You've told me before that I don't watch over you enough; I don't have high enough expectations of you. But what I've never told you is that I have absolutely no expectations for what you do with your life because I simply do not care. What I care about, and what I devote myself to in ways you may never recognize, is who you are. I care about how you feel about yourself, Emilia, and how you make others feel. I care about nurturing your confidence and sense of self, while teaching you to value and nurture others, too. I care about raising you to be a strong, fulfilled, and secure woman who does no harm but takes no shit.
This isn't to say that I'm not proud of the things you do. But I am not wedded to any one idea of your future, and it makes no difference to me whether you go to an Ivy League college, a state college, or no college at all. I don't lay awake at night wondering whether you'll be a mother of five or a mother of none, or even whether you'll be an artist, an actress, or an attorney. Instead, I am proud of the trials, the tribulations, and the seemingly impossible feats that you sometimes manage to pull off. Not because those are my dreams for you, but simply because they were yours—for at least a little while.
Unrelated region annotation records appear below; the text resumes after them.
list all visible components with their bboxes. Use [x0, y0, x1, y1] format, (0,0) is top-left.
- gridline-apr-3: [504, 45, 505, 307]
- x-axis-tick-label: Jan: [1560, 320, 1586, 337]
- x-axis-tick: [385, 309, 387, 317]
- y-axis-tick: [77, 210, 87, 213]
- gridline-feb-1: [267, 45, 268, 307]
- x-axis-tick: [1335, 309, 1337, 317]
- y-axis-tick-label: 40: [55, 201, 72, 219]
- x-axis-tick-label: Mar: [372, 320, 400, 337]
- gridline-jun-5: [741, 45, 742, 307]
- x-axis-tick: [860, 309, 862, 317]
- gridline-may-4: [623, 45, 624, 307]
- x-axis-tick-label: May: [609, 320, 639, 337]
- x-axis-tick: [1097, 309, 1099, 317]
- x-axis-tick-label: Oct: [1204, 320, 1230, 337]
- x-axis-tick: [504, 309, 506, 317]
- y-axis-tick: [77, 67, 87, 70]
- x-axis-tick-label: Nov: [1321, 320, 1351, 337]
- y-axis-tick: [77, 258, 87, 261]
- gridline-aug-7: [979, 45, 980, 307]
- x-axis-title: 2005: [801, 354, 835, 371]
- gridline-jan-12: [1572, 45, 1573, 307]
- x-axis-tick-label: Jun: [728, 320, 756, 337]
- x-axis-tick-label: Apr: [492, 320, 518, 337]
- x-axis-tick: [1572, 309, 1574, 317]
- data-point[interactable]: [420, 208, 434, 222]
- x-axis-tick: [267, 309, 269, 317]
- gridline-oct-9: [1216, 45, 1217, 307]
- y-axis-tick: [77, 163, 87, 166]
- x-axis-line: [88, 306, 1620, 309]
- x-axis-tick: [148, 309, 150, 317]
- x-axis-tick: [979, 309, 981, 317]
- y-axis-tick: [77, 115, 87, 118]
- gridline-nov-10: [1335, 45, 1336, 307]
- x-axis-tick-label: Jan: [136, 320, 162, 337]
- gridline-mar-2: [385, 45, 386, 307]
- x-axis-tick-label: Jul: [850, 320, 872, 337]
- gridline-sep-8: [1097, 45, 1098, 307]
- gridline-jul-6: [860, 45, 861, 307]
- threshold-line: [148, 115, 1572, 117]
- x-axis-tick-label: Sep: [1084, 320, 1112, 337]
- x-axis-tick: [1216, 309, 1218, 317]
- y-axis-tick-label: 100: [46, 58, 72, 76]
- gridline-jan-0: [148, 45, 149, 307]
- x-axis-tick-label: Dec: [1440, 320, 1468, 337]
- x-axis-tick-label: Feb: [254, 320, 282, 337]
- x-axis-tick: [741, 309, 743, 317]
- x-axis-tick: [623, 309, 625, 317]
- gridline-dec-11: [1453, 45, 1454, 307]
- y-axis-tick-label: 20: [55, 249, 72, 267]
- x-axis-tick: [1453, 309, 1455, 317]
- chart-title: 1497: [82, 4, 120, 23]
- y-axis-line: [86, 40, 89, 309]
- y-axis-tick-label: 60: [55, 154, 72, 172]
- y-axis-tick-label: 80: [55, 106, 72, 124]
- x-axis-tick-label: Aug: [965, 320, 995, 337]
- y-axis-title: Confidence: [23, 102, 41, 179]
As paradoxical as it may seem, I am especially proud of you when you are at your worst. In those dark moments, when you rage and churn and feel like no one cares, I struggle to keep my cool, too—but I also understand that this separation from me is a natural and even healthy part of your development. I'm not your friend and I'm not in absolute control of your life anymore, and that's as weird for me as it is for you. But, as much of an asshole as you can be, it is these missteps and shaky steps toward independence that will lead you on your path to adulthood. Parenting you through these rocky years has been uncomfortable at best, and it has forced me to re-evaluate my own beliefs and ideas about the world on a daily basis. You have made me a better woman and a better mother not in spite of these challenges, but because of them.
Although your teen years are brief, what you do now will leave an imprint on the woman you will become. Because of that, you might think that I worry about drugs, alcohol, or sex. I was a teen mother, and maybe you think that I'm afraid that you will be, too. But nothing could be further from the truth.
What life has taught me is that success comes in many forms. And you will succeed plenty in your life. But you will also fail. And, the more you fail, the more you will know that you are taking risks, following your dreams, and refusing to settle for the simple, safe trappings of success. If I want anything for you, Emilia, it is never to settle. It is to grasp at life with both hands and wring every last bit of joy out of it that you can; it is to work as hard as your dreams are big; and it is to have the courage to be vulnerable and to love yourself without reservation. It is to get the shit kicked out of you by life and love, dust yourself off, and jump right back in.
I am no longer crushed by the overwhelming need to keep you close because your safety is no longer my primary parenting goal. What is even more important now is giving you the autonomy and independence you need to grow into a strong and capable adult. My job is not to hold you tightly to me, but to let you go out into the world and stumble and fall—while I'm still here to help you pick up the pieces.
Sometimes, you accuse me of babying your little sisters. You hear me tell them that they will always be my babies, and you shake your head at me. But what you don't know is that I baby them because I have learned that these days are fleeting; they are the last babies whose necks I will kiss in just the right spot and who will tuck their feet under my legs as we sleep. I baby them because I know that soon they, like you, won't be my babies at all. I will be too busy raising them then to think much about these days, and even when I do, the memories will be faded and muted, and nothing at all like the passion and intensity of my feelings today. So I tell myself and them that things will never change, because this time around I know just how much they will.
But by then, I will not want them to be my babies, and they won't want to be, either. And that, Emilia, is exactly how it should be.